13. Ey insan! Aklını başına al. Hiç mümkün müdür ki: Bütün enva-ı mahlukatı sana müteveccihen…
On Dördüncü Lem’a’nın İkinci Makamını mütalaa ediyoruz. Kaldığımız yerden devam edelim:
“Ey insan! Aklını başına al. Hiç mümkün müdür ki: Bütün enva-ı mahlukatı sana müteveccihen muavenet ellerini uzattıran ve senin hâcetlerine “Lebbeyk!” dedirten Zat-ı Zülcelal seni bilmesin, tanımasın, görmesin! Madem seni biliyor, rahmetiyle bildiğini bildiriyor. Sen de onu bil, hürmetle bildiğini bildir.” (14. Lem’a 2. Makam)
(Enva-ı mahlukat: Mahlukatın nevileri / Müteveccihen: Yönelmiş olarak / Muavenet: Yardım / Hâcet: İhtiyaçlar / Lebbeyk: Buyurunuz, emredersiniz / Zat-ı Zülcelal: Celal sahibi zat)
Risale-i Nurları okuyan ekser kardeşimizin en büyük hatası böyle yerleri bir çırpıda okuyup geçmek. Mana açık olduğundan okuyorlar ve geçiyorlar. Ben buna “misafir okuması” diyorum. Risale-i Nurlar misafir gibi okunmamalı. Hakikatler üzerinde enfüsi tefekkür yapılmalı ve nefis muhatap alınarak onunla konuşulmalı.

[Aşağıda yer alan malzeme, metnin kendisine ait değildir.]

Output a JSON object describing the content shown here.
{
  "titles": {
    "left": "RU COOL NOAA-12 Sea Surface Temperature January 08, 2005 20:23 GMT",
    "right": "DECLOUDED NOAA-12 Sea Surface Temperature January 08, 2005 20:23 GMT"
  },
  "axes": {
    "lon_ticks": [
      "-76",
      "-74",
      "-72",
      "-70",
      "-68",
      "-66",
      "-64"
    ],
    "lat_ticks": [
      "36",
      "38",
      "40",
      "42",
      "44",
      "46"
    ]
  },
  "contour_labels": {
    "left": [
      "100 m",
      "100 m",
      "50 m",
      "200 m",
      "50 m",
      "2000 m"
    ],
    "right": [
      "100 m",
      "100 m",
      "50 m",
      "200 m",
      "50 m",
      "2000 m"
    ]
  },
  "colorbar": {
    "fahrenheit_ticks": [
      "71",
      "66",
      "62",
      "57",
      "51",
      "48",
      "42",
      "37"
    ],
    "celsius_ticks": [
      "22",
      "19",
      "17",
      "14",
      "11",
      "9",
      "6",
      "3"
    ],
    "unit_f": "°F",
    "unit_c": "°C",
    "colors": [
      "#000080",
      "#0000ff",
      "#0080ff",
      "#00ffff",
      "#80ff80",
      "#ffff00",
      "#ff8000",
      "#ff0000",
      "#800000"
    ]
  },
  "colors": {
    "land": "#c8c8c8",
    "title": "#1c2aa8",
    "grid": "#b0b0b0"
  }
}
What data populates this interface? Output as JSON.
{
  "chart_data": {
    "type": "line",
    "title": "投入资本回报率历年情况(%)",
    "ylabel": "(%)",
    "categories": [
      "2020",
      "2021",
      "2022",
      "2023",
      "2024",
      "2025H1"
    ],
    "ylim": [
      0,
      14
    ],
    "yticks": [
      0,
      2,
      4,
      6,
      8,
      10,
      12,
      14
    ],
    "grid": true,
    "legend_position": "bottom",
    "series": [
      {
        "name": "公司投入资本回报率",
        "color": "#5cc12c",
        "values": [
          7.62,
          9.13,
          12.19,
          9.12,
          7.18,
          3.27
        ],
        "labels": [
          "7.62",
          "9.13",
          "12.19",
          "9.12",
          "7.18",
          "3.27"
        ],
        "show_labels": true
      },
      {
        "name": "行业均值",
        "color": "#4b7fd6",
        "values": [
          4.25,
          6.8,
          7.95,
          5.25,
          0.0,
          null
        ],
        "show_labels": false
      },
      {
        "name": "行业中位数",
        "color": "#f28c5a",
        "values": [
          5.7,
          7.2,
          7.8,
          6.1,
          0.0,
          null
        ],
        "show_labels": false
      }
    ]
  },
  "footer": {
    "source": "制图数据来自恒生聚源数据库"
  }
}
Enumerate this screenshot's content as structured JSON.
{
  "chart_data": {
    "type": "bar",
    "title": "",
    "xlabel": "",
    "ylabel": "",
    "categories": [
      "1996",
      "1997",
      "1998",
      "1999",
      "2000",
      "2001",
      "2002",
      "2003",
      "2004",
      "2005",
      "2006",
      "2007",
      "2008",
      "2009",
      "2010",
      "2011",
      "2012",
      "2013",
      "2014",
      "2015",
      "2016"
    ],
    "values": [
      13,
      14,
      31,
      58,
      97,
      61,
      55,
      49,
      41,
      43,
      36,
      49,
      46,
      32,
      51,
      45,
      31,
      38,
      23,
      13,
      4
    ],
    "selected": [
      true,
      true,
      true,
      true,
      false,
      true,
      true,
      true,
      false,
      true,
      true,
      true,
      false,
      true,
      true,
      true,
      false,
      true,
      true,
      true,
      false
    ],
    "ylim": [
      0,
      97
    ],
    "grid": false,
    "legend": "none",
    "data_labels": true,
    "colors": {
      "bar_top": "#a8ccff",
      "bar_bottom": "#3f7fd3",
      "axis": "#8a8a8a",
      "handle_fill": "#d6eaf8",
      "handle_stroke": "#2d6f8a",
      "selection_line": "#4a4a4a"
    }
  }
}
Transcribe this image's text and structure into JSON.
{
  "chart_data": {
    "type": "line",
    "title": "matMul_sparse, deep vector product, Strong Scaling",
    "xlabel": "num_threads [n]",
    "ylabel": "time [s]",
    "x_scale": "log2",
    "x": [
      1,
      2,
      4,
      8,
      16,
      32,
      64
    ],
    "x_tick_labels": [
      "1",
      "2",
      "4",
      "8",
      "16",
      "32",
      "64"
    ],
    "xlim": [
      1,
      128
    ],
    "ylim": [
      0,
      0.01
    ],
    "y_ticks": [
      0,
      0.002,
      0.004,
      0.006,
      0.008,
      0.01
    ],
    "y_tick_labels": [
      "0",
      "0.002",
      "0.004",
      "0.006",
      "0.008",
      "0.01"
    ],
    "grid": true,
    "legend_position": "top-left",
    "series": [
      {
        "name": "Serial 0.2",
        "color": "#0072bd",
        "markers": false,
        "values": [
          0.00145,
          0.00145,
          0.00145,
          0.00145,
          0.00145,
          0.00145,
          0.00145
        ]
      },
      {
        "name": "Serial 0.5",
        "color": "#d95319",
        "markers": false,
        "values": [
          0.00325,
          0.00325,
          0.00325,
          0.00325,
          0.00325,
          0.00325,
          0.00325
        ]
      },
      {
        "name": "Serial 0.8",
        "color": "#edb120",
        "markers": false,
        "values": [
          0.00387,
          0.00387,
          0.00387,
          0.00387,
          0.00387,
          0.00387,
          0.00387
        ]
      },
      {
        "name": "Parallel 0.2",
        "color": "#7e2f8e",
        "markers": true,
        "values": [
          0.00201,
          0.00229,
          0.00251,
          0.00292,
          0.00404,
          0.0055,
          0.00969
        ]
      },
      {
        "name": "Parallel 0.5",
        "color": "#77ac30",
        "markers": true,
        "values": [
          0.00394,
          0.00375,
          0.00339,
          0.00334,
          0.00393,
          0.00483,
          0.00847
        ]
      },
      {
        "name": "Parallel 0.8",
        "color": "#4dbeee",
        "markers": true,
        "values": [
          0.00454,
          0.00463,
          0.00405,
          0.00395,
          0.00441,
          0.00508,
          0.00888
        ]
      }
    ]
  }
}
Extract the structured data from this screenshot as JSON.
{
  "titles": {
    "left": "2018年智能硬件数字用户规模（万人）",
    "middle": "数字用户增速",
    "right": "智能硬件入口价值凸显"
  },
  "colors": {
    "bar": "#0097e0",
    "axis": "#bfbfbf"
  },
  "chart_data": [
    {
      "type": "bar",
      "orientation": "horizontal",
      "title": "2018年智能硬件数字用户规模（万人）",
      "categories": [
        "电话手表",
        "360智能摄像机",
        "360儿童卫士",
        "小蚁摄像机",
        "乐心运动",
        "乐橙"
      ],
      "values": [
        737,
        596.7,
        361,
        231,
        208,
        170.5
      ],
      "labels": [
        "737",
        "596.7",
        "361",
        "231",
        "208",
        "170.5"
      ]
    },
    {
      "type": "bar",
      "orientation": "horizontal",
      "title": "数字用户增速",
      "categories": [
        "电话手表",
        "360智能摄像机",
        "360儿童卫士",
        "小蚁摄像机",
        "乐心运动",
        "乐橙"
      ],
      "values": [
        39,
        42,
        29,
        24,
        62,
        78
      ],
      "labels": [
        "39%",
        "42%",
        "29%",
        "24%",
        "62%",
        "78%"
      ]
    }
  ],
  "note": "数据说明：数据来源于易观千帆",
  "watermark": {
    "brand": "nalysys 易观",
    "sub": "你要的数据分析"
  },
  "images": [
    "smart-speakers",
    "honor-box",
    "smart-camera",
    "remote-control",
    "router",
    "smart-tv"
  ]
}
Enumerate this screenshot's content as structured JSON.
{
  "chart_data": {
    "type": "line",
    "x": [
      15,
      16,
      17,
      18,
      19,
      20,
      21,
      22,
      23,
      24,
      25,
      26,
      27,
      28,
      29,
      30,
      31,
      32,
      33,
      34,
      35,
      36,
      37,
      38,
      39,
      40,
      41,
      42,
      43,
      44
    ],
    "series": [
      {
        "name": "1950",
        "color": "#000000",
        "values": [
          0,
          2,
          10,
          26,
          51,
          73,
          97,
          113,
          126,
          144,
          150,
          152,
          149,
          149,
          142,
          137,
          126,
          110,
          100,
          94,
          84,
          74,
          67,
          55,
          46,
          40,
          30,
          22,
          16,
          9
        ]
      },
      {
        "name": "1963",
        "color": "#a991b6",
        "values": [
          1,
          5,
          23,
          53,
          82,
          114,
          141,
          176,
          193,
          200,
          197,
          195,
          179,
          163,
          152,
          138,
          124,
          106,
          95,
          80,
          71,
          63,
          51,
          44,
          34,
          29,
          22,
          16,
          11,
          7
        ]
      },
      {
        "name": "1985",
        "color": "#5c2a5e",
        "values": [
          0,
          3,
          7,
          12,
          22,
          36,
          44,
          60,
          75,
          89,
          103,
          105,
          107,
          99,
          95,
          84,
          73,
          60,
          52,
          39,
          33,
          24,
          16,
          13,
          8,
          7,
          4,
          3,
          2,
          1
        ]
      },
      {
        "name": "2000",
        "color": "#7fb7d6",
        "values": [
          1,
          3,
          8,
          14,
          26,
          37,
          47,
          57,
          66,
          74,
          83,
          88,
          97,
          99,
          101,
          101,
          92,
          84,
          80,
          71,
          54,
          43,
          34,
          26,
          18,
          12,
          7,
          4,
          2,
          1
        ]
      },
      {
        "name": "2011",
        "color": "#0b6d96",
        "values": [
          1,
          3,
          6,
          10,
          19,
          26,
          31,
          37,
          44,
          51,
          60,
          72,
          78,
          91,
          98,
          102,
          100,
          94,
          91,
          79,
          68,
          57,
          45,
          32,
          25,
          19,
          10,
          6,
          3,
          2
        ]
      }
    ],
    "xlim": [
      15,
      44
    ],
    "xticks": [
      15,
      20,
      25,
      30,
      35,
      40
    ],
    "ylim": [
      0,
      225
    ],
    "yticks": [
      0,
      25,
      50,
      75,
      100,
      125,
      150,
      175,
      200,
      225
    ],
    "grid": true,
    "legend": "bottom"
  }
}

Dilerseniz, ben kendi tefekkürümden bir parça yazayım; yeni başlayan kardeşlere bir misal olsun:
“Ey nefsim! Zanneder misin ki Allah seni bilmiyor, tanımıyor ve görmüyor. Böyle zannettiğin için mi gaflete dalar, günah peşinde koşarsın?.. Vallahi sen her daim Allah’ın şuhudundasın. Bunun bir delili, şu mahlukatı senin yardımına koşturmasıdır.
Şunu bir düşünsene ey nefsim: Bütün mahlukatı senin emrine veren, yardımına koşturan ve sana musahhar kılan Zat-ı Zülcelal, hiç mümkün müdür ki seni bilmesin ve görmesin. Bilmeseydi ve görmeseydi onları senin yardımına koşturabilir miydi? Hem bilmemek ve görmemek bir kusurdur. Allahu Teâlâ ise cümle kusurdan münezzeh ve cümle kemal ile muttasıftır.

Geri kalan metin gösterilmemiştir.